Good call, Dean thought. Ease into it with a deprecatory exorcism; get bossy with the bad guy later.

Sam's voice rose in a slow crescendo of Latin, warning and threatening and finally commanding, and James clenched his fists until veins showed in his arms. Deep breath and a refrain—_Sancte Michael Archangele_—and Sam switched to unfamiliar words in what Dean thought was Aramaic, loud and deliberate.

There was a sound like indrawn breath, and a rush of cold air swept the room. Sam shook his stupid hair out of his eyes and slipped smoothly into another language—Greek this time. James strained against the ropes, and Dean heard the chair creak with the pressure.

"Sancte Michael Archangele," Sam repeated. And then he started carefully pronouncing words Dean didn't even recognize.

James' head snapped back, his mouth open and gasping. The line of his throat undulated once, and an agonized keening escaped him. The chair's joints squealed, and Dean wrapped a cautious hand around the grip of the Colt.

Sam kept talking.

Chill fingers of air crept into Dean's three layers of clothing, and next to him, Maria shivered uncontrollably. Salt grains scattered in the wind.

"_Fuck!_"

James arched up impossibly, anchored only at his wrists and ankles. The thing was coming up, coming out—riding a great, bellowing scream like a war cry. Keep talking, Sammy.

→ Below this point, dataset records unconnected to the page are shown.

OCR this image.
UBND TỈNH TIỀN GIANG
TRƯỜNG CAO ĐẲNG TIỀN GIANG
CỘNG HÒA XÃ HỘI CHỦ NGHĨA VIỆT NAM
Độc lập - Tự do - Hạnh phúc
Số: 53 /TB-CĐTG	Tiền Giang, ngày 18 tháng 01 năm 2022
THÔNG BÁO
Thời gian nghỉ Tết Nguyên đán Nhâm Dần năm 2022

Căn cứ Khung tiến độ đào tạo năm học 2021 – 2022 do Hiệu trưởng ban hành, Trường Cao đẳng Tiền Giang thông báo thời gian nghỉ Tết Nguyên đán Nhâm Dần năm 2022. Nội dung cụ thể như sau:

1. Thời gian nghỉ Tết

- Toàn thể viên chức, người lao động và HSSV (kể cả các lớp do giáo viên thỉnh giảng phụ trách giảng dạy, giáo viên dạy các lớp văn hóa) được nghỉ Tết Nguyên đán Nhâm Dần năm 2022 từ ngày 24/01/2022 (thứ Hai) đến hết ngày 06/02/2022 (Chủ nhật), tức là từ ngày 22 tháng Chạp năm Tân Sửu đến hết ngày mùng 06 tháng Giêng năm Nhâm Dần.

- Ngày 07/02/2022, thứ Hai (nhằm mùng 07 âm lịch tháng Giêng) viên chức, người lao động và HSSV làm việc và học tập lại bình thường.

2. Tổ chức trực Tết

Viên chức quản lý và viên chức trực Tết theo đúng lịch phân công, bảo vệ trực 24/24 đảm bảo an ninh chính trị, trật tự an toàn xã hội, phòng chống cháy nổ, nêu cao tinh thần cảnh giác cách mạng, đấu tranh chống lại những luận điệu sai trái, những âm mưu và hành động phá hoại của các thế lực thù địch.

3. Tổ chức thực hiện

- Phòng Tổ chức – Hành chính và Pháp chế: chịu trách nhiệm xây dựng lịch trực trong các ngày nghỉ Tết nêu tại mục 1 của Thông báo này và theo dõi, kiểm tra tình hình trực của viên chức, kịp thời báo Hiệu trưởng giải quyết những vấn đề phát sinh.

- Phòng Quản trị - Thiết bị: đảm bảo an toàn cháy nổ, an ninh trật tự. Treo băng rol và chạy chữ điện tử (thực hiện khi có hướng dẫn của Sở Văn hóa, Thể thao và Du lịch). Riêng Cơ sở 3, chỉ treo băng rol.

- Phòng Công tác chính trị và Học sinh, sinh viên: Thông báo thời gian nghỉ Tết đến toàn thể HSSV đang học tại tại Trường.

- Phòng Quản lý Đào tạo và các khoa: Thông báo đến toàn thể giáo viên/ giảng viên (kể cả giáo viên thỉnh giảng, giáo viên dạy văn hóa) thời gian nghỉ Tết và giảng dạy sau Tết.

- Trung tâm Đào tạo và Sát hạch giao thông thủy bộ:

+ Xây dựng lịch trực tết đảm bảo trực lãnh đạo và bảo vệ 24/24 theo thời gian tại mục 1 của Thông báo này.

"Adjuramus te!" Sam shouted. "_Adjuramus te!_"

The sliding doors blew inward in an explosion of glass.

Dean hit the floor, dragging Maria down to the lee of him. He felt quick, stinging cuts in the hands covering his head; he hunched his shoulders, curled his legs up. With a pretty noise like a disturbed chandelier, the glass settled around him.

"Sam?"

A force tugged Dean sideways and dragged him across the glass shards. He hit the wall hard enough to knock him breathless. He heard another thud across the room—Sam.

"Son of a bitch," Dean gasped out, and through a burst of pain he rolled to his knees with the Colt drawn.

In the ruined devil's trap, James stood over the wreckage of the chair, one armrest still swinging from his wrist. Pinned close to his body, Maria strained on tiptoe. His forearm was levered hard against her throat.

"There she is," James said. His eyes were fixed lovingly on the Colt. "No, don't move," he added, levering Maria's chin to a painful angle.

On his knees by the opposite wall, Sam stopped in mid-scramble for his journal.

"I told you it would come to this," James said, eyes alight. "You will give me what I want."

He had Maria in a classic lock. He could snap her neck whenever he felt like it.

"Great, fine, you win," Dean said. Carefully, he got to his feet, and he kept the Colt pointed right between James' eyes. "Tell you what, you let the lady go and we'll trade you a nice bullet in the head."

Maria pressed her eyes shut tight.

"Do it," the cursed soul hissed at Dean. "You have your shot. Take it."

It was the smart thing, even if it wouldn't be pretty. The cursed soul had no compelling reason not to kill Maria, who was probably eighty percent of the reason no one had shot James yet.

"She's having trouble breathing," the thing reminded him quietly.

And that settled it, right there. Dean couldn't let him win.

"You take me," he said. "Take me and we'll go."

Everyone else in the room nearly had an aneurysm.

"Dean, what the hell are you—"

"Shut up, Sam," Dean barked.

"Why would you offer me that?" James hissed, tightening his grip on Maria. He looked suspicious, but very definitely interested. Oh, this was going to be easy.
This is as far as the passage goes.